Updated: Feb 4
Forming a new business requires addressing numerous topics. From a legal standpoint, the key things to consider normally involve choice of entity, ownership structure, management structure and exit planning.
Choice of entity means what type of legal entity to form. If you are looking for limited liability protection, the business would usually be formed as a corporation, limited liability company or limited partnership. They offer limited liability protection for the owners, meaning they are not normally personally liable for the debts or obligations of the business. Tax planning is also an important factor in entity selection. S corporations, partnerships and limited liability companies taxed as partnerships provide for pass-through tax treatment. That basically means that the taxable income from the business flows through the business to its owners and is taxed at each owner’s applicable individual income tax rates (state and federal). C corporations pay income tax at the corporate level and, if a C corporation distributes profits to its shareholders by paying dividends, the shareholders then pay tax on the dividends they receive. Although there are two layers of tax for a C corporation, it may still be the most desirable entity structure in some situations.

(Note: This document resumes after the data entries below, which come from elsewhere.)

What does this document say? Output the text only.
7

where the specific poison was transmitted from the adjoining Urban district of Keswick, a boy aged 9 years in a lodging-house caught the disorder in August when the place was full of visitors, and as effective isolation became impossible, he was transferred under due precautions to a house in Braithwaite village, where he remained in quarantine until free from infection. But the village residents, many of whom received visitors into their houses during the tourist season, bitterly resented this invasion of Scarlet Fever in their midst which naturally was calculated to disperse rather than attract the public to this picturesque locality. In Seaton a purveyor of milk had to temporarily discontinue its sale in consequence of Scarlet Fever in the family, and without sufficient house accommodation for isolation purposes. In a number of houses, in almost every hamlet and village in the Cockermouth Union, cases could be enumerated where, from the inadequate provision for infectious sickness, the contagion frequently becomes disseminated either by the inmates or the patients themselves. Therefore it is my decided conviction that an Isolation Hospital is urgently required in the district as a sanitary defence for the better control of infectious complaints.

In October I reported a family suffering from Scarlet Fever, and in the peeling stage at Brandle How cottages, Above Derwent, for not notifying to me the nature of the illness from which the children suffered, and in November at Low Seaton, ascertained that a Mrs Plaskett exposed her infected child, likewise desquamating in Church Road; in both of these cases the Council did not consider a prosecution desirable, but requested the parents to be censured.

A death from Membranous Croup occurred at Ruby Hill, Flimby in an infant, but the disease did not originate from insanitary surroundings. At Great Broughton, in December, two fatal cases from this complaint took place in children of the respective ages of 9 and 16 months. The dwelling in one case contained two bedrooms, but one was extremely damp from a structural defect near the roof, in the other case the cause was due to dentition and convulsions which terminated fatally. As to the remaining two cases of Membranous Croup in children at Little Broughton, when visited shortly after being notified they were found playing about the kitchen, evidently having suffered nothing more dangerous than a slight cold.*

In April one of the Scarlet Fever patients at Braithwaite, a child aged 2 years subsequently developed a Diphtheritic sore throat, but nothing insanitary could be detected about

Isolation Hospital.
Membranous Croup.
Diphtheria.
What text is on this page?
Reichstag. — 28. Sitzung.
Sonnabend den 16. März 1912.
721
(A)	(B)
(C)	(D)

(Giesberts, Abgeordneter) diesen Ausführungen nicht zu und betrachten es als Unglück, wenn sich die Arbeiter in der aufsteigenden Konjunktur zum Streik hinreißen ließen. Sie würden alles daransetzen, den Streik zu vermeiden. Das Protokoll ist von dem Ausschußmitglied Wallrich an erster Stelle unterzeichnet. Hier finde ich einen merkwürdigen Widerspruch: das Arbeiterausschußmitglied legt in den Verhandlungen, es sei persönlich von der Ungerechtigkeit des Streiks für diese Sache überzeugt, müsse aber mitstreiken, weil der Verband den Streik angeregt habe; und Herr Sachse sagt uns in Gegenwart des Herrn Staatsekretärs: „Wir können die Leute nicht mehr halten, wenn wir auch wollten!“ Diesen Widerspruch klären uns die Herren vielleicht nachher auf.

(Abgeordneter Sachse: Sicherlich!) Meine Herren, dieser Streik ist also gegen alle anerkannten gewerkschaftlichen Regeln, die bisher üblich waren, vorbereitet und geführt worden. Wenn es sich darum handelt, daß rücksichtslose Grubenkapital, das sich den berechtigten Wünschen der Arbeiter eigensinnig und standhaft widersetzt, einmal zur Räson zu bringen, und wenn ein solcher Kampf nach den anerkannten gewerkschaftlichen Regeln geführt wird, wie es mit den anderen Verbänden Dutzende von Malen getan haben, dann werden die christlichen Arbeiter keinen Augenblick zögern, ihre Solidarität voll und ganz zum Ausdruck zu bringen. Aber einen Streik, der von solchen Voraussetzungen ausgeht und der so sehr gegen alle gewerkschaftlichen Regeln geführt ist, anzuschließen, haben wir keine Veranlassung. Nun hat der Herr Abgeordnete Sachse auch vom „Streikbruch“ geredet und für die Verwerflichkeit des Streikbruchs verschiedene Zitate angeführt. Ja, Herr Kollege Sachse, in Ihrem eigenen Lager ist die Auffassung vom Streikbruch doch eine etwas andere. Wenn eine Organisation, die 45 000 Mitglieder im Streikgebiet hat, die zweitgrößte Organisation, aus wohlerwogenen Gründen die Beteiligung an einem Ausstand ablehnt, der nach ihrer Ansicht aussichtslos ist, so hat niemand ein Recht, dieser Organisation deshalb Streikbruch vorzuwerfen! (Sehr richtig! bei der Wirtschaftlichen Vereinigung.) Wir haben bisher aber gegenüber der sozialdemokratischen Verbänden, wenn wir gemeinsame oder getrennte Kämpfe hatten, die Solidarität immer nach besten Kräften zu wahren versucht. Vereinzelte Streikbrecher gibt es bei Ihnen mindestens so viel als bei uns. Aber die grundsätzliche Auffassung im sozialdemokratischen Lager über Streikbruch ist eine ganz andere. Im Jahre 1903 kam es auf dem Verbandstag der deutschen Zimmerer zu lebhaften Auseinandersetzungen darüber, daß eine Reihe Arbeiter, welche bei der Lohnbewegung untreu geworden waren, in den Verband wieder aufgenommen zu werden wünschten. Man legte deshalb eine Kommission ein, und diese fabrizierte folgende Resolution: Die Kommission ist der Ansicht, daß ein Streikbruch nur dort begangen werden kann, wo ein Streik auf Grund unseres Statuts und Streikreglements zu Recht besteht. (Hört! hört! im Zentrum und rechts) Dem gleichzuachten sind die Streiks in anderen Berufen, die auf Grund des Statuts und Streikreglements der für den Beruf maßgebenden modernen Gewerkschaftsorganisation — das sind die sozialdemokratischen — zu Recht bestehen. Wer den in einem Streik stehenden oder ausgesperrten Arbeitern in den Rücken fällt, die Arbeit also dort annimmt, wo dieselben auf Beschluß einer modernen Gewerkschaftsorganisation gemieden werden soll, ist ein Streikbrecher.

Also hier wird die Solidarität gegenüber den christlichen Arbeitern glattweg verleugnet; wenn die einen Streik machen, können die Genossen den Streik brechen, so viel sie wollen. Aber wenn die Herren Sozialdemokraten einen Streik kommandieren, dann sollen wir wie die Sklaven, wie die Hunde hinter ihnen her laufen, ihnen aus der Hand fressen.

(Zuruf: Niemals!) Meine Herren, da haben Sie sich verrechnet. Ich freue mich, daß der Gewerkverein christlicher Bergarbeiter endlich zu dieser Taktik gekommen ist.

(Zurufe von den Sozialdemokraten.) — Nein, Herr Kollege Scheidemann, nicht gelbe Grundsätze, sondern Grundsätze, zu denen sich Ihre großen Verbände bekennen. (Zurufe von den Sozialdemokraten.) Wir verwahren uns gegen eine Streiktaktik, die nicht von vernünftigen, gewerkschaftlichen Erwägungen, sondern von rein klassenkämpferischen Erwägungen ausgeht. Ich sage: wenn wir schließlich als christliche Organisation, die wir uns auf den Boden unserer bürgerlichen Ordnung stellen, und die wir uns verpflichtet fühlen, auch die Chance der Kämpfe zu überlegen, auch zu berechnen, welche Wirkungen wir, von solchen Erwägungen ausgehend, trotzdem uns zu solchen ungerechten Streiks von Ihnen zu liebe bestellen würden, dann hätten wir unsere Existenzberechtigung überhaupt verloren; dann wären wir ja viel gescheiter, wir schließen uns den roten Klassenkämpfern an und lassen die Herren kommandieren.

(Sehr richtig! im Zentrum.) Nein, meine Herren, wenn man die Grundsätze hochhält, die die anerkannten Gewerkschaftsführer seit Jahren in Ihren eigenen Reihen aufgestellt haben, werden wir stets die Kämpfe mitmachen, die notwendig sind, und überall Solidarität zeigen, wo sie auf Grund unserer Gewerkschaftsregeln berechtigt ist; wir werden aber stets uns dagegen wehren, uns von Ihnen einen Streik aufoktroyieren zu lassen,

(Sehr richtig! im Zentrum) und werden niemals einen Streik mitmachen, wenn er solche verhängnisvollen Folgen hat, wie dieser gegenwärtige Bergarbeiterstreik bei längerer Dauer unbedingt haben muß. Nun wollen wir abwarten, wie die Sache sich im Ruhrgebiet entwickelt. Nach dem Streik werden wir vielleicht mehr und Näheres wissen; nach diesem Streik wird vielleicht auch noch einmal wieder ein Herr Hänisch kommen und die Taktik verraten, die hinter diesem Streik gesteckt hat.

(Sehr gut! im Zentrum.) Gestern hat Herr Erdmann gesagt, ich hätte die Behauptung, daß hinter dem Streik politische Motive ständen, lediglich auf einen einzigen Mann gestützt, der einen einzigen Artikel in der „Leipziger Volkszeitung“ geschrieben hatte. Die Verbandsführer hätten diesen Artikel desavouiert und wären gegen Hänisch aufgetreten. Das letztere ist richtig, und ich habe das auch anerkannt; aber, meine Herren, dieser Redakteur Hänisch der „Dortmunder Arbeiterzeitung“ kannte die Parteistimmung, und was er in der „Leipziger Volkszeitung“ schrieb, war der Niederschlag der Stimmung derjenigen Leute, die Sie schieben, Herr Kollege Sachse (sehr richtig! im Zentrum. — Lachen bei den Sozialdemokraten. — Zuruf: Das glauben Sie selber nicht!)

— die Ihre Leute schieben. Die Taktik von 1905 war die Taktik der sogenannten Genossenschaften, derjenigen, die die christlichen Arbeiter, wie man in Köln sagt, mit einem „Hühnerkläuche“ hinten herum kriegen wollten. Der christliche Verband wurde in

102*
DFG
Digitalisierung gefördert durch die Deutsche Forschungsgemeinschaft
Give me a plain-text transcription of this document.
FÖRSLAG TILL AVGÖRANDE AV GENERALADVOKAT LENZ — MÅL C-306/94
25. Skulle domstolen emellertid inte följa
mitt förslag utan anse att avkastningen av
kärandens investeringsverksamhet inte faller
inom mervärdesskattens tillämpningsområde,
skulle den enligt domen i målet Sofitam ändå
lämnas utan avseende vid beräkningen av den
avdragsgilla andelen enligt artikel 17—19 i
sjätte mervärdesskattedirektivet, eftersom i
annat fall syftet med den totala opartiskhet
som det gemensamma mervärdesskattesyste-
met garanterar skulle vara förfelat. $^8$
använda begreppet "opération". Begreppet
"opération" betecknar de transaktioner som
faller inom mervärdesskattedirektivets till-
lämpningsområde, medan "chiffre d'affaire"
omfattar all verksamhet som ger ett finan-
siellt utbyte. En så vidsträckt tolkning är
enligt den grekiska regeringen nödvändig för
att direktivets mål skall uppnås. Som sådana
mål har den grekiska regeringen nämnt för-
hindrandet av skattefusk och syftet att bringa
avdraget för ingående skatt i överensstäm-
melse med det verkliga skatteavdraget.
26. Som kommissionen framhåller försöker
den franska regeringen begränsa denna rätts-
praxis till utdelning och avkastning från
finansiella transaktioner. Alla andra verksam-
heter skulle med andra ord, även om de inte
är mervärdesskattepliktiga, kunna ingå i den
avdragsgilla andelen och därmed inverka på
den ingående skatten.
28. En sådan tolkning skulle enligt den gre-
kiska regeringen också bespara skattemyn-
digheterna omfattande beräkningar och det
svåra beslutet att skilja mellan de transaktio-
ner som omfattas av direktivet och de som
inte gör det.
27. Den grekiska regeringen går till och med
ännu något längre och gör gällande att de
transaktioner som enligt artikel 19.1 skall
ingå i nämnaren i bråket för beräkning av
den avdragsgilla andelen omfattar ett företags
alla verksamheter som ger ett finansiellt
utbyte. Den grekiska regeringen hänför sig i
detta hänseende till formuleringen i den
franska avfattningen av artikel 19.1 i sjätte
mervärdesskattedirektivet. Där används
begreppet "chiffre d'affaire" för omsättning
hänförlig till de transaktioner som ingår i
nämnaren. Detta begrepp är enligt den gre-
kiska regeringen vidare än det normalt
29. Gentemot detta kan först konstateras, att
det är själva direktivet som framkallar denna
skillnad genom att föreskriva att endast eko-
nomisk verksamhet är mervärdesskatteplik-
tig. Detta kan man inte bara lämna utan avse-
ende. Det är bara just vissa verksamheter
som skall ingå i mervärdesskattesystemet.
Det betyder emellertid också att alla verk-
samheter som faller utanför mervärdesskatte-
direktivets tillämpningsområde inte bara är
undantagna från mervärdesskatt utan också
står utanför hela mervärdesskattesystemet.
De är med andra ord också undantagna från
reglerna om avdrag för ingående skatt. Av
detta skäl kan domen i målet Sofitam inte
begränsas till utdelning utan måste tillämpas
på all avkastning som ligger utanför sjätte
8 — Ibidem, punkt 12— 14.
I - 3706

Determining the ownership structure for a business requires deciding ownership percentages for each owner and whether each owner will have the same type of ownership interest. Sometimes it makes sense to have two or more forms of ownership interests. A common distinction between ownership interests is that there may be voting and non-voting interest, with the owners of non-voting interests having few or no rights to vote on matters related to running the business. Different types of ownership interests may also be created to provide different profit distribution rights.
Determining the management structure for a business typically involves deciding who will be the directors and officers (for a corporation or for any other type of business with a board of directors and officers) or its managers (if it will be a limited liability company managed by one or more managers). Determining the management structure also involves deciding who will have authority to change the management. In a corporation, the shareholders normally have the right to remove and elect the directors and the directors normally have the right to remove and elect the officers. In a limited liability company or a partnership, an Operating Agreement (for a limited liability company) or Partnership Agreement (for a partnership) would normally address such matters.
It may sound odd to think of exit planning when forming a new business, but in any business with multiple owners that should be a consideration. Such “exit planning” typically takes the form of a Buy-Sell Agreement (also known as a Shareholders’ Agreement) to address what may happen in the event one of the owners dies, becomes disabled or otherwise leaves (or wants to leave) the business.